A perfect example of why the county Democratic Party failed

If you want some insight into how the Clark County Democratic Convention descended into something akin to an Arsenal-Manchester United soccer match, consider a memo written 10 days before the Bally’s tragicomedy.

I am printing the missive, unedited, from convention Chairman Bill Stanley to county party Executive Director Peggy Maze Johnson because it is so illuminating, because it so presages the chaos that followed:

“As Chairmen of the 2008 Clark County Democratic Convention, I am directing you to decease in all activities relating to the convention except those activities in which Chairmen Hunt has assigned specifically to you, namely co-chair of the Convention Programs. You have no other responsibilities to the convention.

“You shall not be involved in any other committee in any capacity, including recruiting or assigning individuals to work on any standing committee. You have never been appointed any spokesman position for the convention and I am insisting that any inquires regarding the convention that you may receive be forwarded to my office.

“Further, do to your disruptive nature, your presence will no longer be needed during the planning sessions that are currently scheduled are that may be scheduled.”

I couldn’t make this stuff up if I tried. The executive director of the state party that is, the lead, paid staffer is cut out of the convention by the guy handpicked by the chairman, John Hunt, to run the show.

What a dysfunctional nuthouse that county party is and thus, what a dysfunctional nuthouse Bally’s was on Saturday.
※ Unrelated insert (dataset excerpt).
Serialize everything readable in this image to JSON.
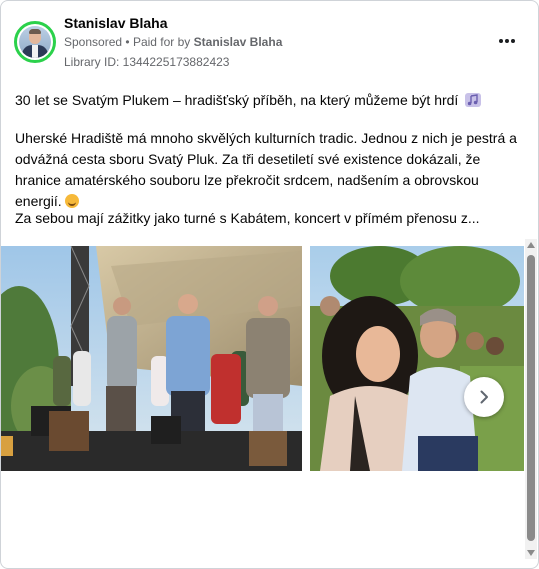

It does not matter if Maze Johnson, the ex-Citizen Alert boss and lifetime organizer, is as “disruptive” as Stanley says she is and does anyone think she could have made Saturday’s debacle any worse?

This was a prescription for disaster and it was filled Saturday when the Hunt-Stanley team delivered the biggest embarrassment to a political party since I started covering politics in 1986.
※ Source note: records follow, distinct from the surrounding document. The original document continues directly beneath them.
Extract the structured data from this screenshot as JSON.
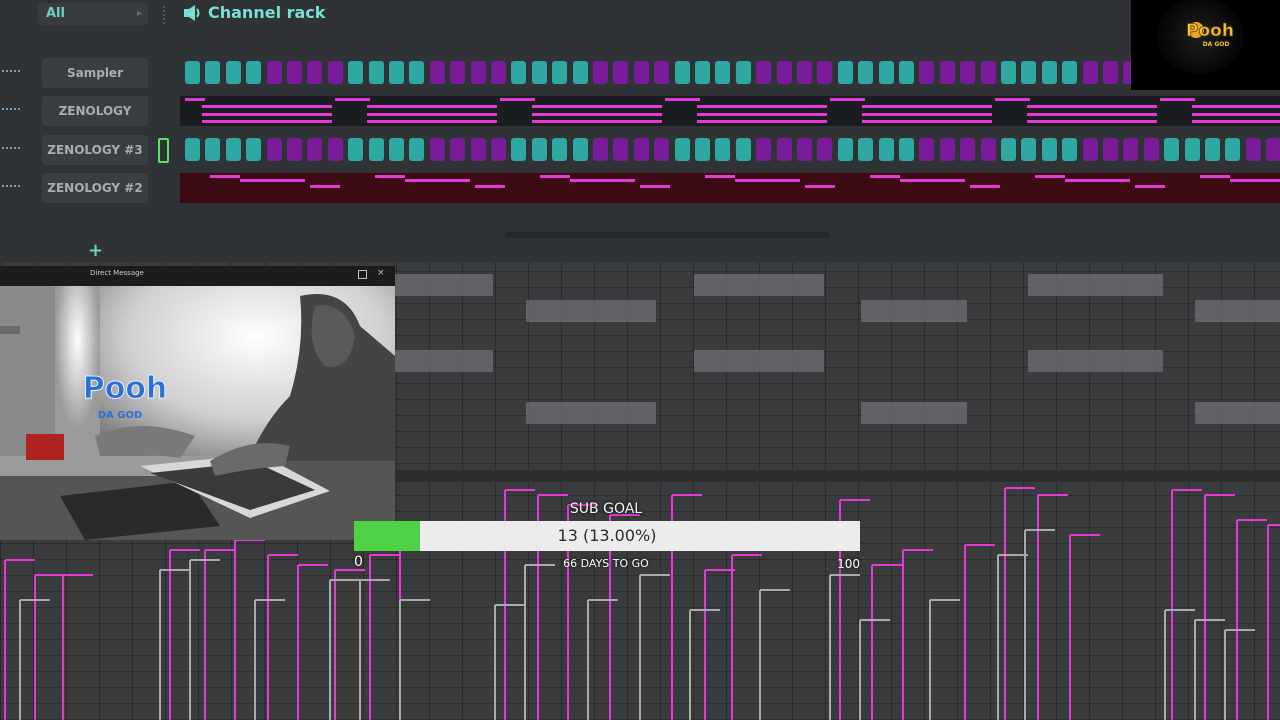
{
  "rack": {
    "filter": "All",
    "title": "Channel rack",
    "add_symbol": "+"
  },
  "channels": [
    {
      "name": "Sampler"
    },
    {
      "name": "ZENOLOGY"
    },
    {
      "name": "ZENOLOGY #3"
    },
    {
      "name": "ZENOLOGY #2"
    }
  ],
  "webcam": {
    "title": "Direct Message",
    "close_symbol": "×"
  },
  "logo": {
    "text_main": "Pooh",
    "text_sub": "DA GOD"
  },
  "sub_goal": {
    "title": "SUB GOAL",
    "value": "13 (13.00%)",
    "min": "0",
    "max": "100",
    "days": "66 DAYS TO GO",
    "progress_fraction": 0.13
  },
  "colors": {
    "accent_teal": "#6fd1c0",
    "step_teal": "#2fa7a3",
    "step_purple": "#7a1c9a",
    "note_magenta": "#e33ad6",
    "goal_green": "#4fd146"
  }
}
Imagine a private-sector analogue: This is tantamount to the chairman of a company telling the chief executive to stay out of all preparations for the annual meeting. Anyone want to buy some of that stock?

This is not just a case of the left hand’s not knowing what the far-left hand is doing. If only this had something to do with Obama vs. Clinton, or universal health care vs. almost-universal health care, or Iraq war authorization vs. Iraq war opposition.

It doesn’t.

This is about what political parties at this level have been about for much too long not about Roe vs. Wade or Brown vs. Board of Education, but about Stanley vs. Maze Johnson. This is why candidates and elected officials try to stay away from political parties. They are populated by too many has-beens, wannabes and never-wases. They are prototypical amateurs who generally have no idea what they are doing, but what they are doing is almost sure to be unproductive.

Hunt and his team knew the convention hall at Bally’s would not hold the delegates, yet they refused to postpone the event until a larger venue could be found. Hunt and his team knew that the Obama campaign was suspicious of them because they were seen as helping the Clinton campaign, but still they behaved like exclusionary high schoolers in the cool clique. And Hunt and his team, in the aftermath of their excruciating incompetence, now are trying to blame the campaigns, especially the Obama folks, for a cataclysm of their own making.

At least, Maze Johnson must be thinking today, they can’t blame her.

This kind of petty bickering and personality conflicts has been going on inside party organizations since adults began behaving like children. But never before has this occurred here with so much at stake, with Nevada on the national stage and with a presidential race in the balance. Remember that national operatives from both Democratic campaigns were in that ballroom when Hunt declared “It’s all good” as all was going bad.

I spoke to a Republican group Wednesday afternoon and the first question was a gleeful call for me to recount just what happened Saturday. I did, and the audience’s smiles kept getting broader.

My guess is the Republicans are smiling a lot since Saturday. Which raises one more private-sector analogy: What would happen to a chairman of a company and his team if the stock were soaring on Jan. 19 and then crashed on Feb. 23?